Les enfants ambitieux peuvent intégrer des écoles de tauromachie. En 2018, on comptait une cinquantaine d’établissements en Espagne, ainsi qu’une dizaine en France, au Mexique et en Colombie, totalisant environ 1 200 élèves. Parmi eux, quelques filles défient les conventions dans ces académies autrefois réservées aux garçons. Tous partagent confiance en soi, bravoure et fougue nécessaires pour tenir seuls dans l’arène.
L’âge minimum pour devenir professionnel est de 16 ans, mais l’entraînement débute souvent dès 14 ans. Certains plus jeunes ont même franchi la limite, combattant à seulement 11 ans. Avant la création des écoles, les apprentis se lançaient seuls dans l’arène, s’exposant au danger sans encadrement.

Devenir matador professionnel, celui qui met fin au combat en tuant le taureau, ou toreador, qui se contente de l’affronter, représente un investissement coûteux. Chaque étudiant règle environ 20 euros par mois, mais le matériel est onéreux : la cape coûte 300 euros tandis que l’épée peut atteindre 1 000 euros. Il faut aussi compter avec l’entretien des costumes élégants, tachés lors des affrontements.
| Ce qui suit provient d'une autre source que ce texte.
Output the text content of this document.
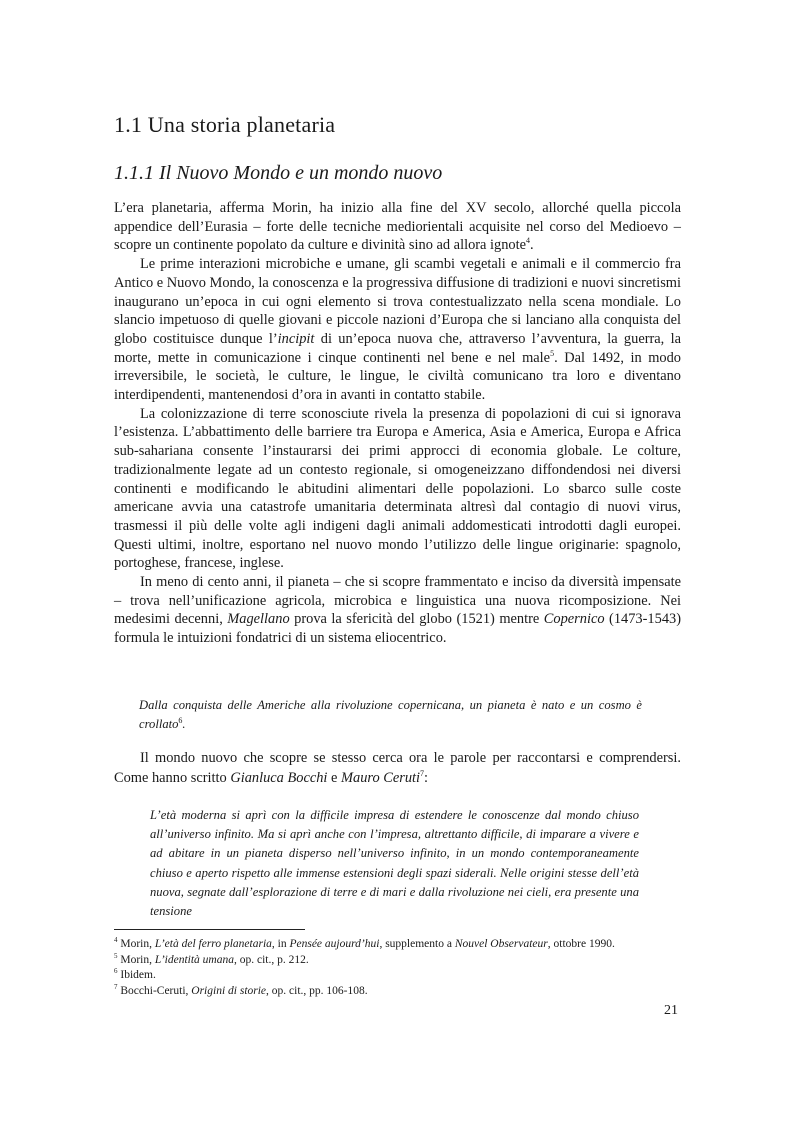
1.1 Una storia planetaria
1.1.1 Il Nuovo Mondo e un mondo nuovo

L’era planetaria, afferma Morin, ha inizio alla fine del XV secolo, allorché quella piccola appendice dell’Eurasia – forte delle tecniche mediorientali acquisite nel corso del Medioevo – scopre un continente popolato da culture e divinità sino ad allora ignote$^4$.

Le prime interazioni microbiche e umane, gli scambi vegetali e animali e il commercio fra Antico e Nuovo Mondo, la conoscenza e la progressiva diffusione di tradizioni e nuovi sincretismi inaugurano un’epoca in cui ogni elemento si trova contestualizzato nella scena mondiale. Lo slancio impetuoso di quelle giovani e piccole nazioni d’Europa che si lanciano alla conquista del globo costituisce dunque l’incipit di un’epoca nuova che, attraverso l’avventura, la guerra, la morte, mette in comunicazione i cinque continenti nel bene e nel male$^5$. Dal 1492, in modo irreversibile, le società, le culture, le lingue, le civiltà comunicano tra loro e diventano interdipendenti, mantenendosi d’ora in avanti in contatto stabile.

La colonizzazione di terre sconosciute rivela la presenza di popolazioni di cui si ignorava l’esistenza. L’abbattimento delle barriere tra Europa e America, Asia e America, Europa e Africa sub-sahariana consente l’instaurarsi dei primi approcci di economia globale. Le colture, tradizionalmente legate ad un contesto regionale, si omogeneizzano diffondendosi nei diversi continenti e modificando le abitudini alimentari delle popolazioni. Lo sbarco sulle coste americane avvia una catastrofe umanitaria determinata altresì dal contagio di nuovi virus, trasmessi il più delle volte agli indigeni dagli animali addomesticati introdotti dagli europei. Questi ultimi, inoltre, esportano nel nuovo mondo l’utilizzo delle lingue originarie: spagnolo, portoghese, francese, inglese.

In meno di cento anni, il pianeta – che si scopre frammentato e inciso da diversità impensate – trova nell’unificazione agricola, microbica e linguistica una nuova ricomposizione. Nei medesimi decenni, Magellano prova la sfericità del globo (1521) mentre Copernico (1473-1543) formula le intuizioni fondatrici di un sistema eliocentrico.

Dalla conquista delle Americhe alla rivoluzione copernicana, un pianeta è nato e un cosmo è crollato$^6$.
Il mondo nuovo che scopre se stesso cerca ora le parole per raccontarsi e comprendersi. Come hanno scritto Gianluca Bocchi e Mauro Ceruti$^7$:
L’età moderna si aprì con la difficile impresa di estendere le conoscenze dal mondo chiuso all’universo infinito. Ma si aprì anche con l’impresa, altrettanto difficile, di imparare a vivere e ad abitare in un pianeta disperso nell’universo infinito, in un mondo contemporaneamente chiuso e aperto rispetto alle immense estensioni degli spazi siderali. Nelle origini stesse dell’età nuova, segnate dall’esplorazione di terre e di mari e dalla rivoluzione nei cieli, era presente una tensione
$^4$ Morin, L’età del ferro planetaria, in Pensée aujourd’hui, supplemento a Nouvel Observateur, ottobre 1990.
$^5$ Morin, L’identità umana, op. cit., p. 212.
$^6$ Ibidem.
$^7$ Bocchi-Ceruti, Origini di storie, op. cit., pp. 106-108.
21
Les élèves doivent également maintenir une condition physique exemplaire à travers des entraînements rigoureux. Les simulations incluent des combats avec un entraîneur brandissant des faux cornes, imitant les mouvements du taureau. Les écoles mettent en avant des valeurs telles que la force et la compassion envers l’animal, soulignant l’aspect artistique autant que sportif de la tauromachie.
Cependant, les matadors chevronnés critiquent parfois ces formations, estimant que les écoles enseignent un style uniforme qui limite l’expression personnelle. Pour se démarquer, les toreros doivent développer un style unique et marquer leur personnalité dans l’arène.
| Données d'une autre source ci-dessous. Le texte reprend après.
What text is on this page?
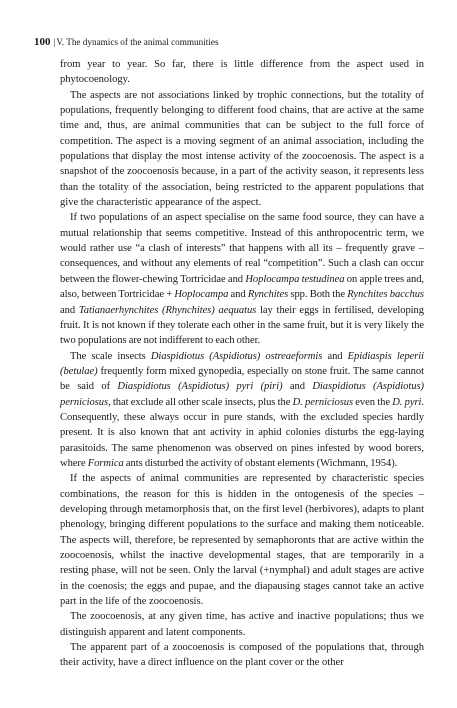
100 |V. The dynamics of the animal communities

from year to year. So far, there is little difference from the aspect used in phytocoenology.

The aspects are not associations linked by trophic connections, but the totality of populations, frequently belonging to different food chains, that are active at the same time and, thus, are animal communities that can be subject to the full force of competition. The aspect is a moving segment of an animal association, including the populations that display the most intense activity of the zoocoenosis. The aspect is a snapshot of the zoocoenosis because, in a part of the activity season, it represents less than the totality of the association, being restricted to the apparent populations that give the characteristic appearance of the aspect.

If two populations of an aspect specialise on the same food source, they can have a mutual relationship that seems competitive. Instead of this anthropocentric term, we would rather use “a clash of interests” that happens with all its – frequently grave – consequences, and without any elements of real “competition”. Such a clash can occur between the flower-chewing Tortricidae and Hoplocampa testudinea on apple trees and, also, between Tortricidae + Hoplocampa and Rynchites spp. Both the Rynchites bacchus and Tatianaerhynchites (Rhynchites) aequatus lay their eggs in fertilised, developing fruit. It is not known if they tolerate each other in the same fruit, but it is very likely the two populations are not indifferent to each other.

The scale insects Diaspidiotus (Aspidiotus) ostreaeformis and Epidiaspis leperii (betulae) frequently form mixed gynopedia, especially on stone fruit. The same cannot be said of Diaspidiotus (Aspidiotus) pyri (piri) and Diaspidiotus (Aspidiotus) perniciosus, that exclude all other scale insects, plus the D. perniciosus even the D. pyri. Consequently, these always occur in pure stands, with the excluded species hardly present. It is also known that ant activity in aphid colonies disturbs the egg-laying parasitoids. The same phenomenon was observed on pines infested by wood borers, where Formica ants disturbed the activity of obstant elements (Wichmann, 1954).

If the aspects of animal communities are represented by characteristic species combinations, the reason for this is hidden in the ontogenesis of the species – developing through metamorphosis that, on the first level (herbivores), adapts to plant phenology, bringing different populations to the surface and making them noticeable. The aspects will, therefore, be represented by semaphoronts that are active within the zoocoenosis, whilst the inactive developmental stages, that are temporarily in a resting phase, will not be seen. Only the larval (+nymphal) and adult stages are active in the coenosis; the eggs and pupae, and the diapausing stages cannot take an active part in the life of the zoocoenosis.

The zoocoenosis, at any given time, has active and inactive populations; thus we distinguish apparent and latent components.

The apparent part of a zoocoenosis is composed of the populations that, through their activity, have a direct influence on the plant cover or the other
Lorsque les élèves sont prêts, ils affrontrent un jeune taureau d’environ un an, spécialement élevé pour l’arène. Ces combats d’entraînement sont une étape clé avant de passer à des affrontements plus périlleux avec des taureaux adultes.

Le matador professionnel se retrouve face à un taureau presque adulte pouvant peser jusqu’à 450 kg. En cas de succès, il reçoit la reconnaissance d’un matador senior, ce qui lui permet d’affronter des taureaux plus âgés et de vivre du métier à travers des tournées.
Jadis très lucratif, ce métier est devenu plus incertain. Un matador célèbre pouvait gagner des centaines de milliers d’euros par représentation, mais peu parviennent à atteindre ce statut. La crise économique mondiale a durement frappé le secteur, tout comme la sensibilité croissante du public envers la violence animale, réduisant l’affluence et les recettes. Certaines villes espagnoles ont même interdit les corridas, limitant les opportunités pour les toreros.
Les élèves des écoles savent que leur carrière sera courte. Comme face au taureau, il ne suffit pas d’être courageux : ils doivent accepter la réalité des blessures, de la critique et de la fin inévitable du combat. Leur parcours est une tension perpétuelle entre tradition, passion et les défis d’un art vivant mais controversé.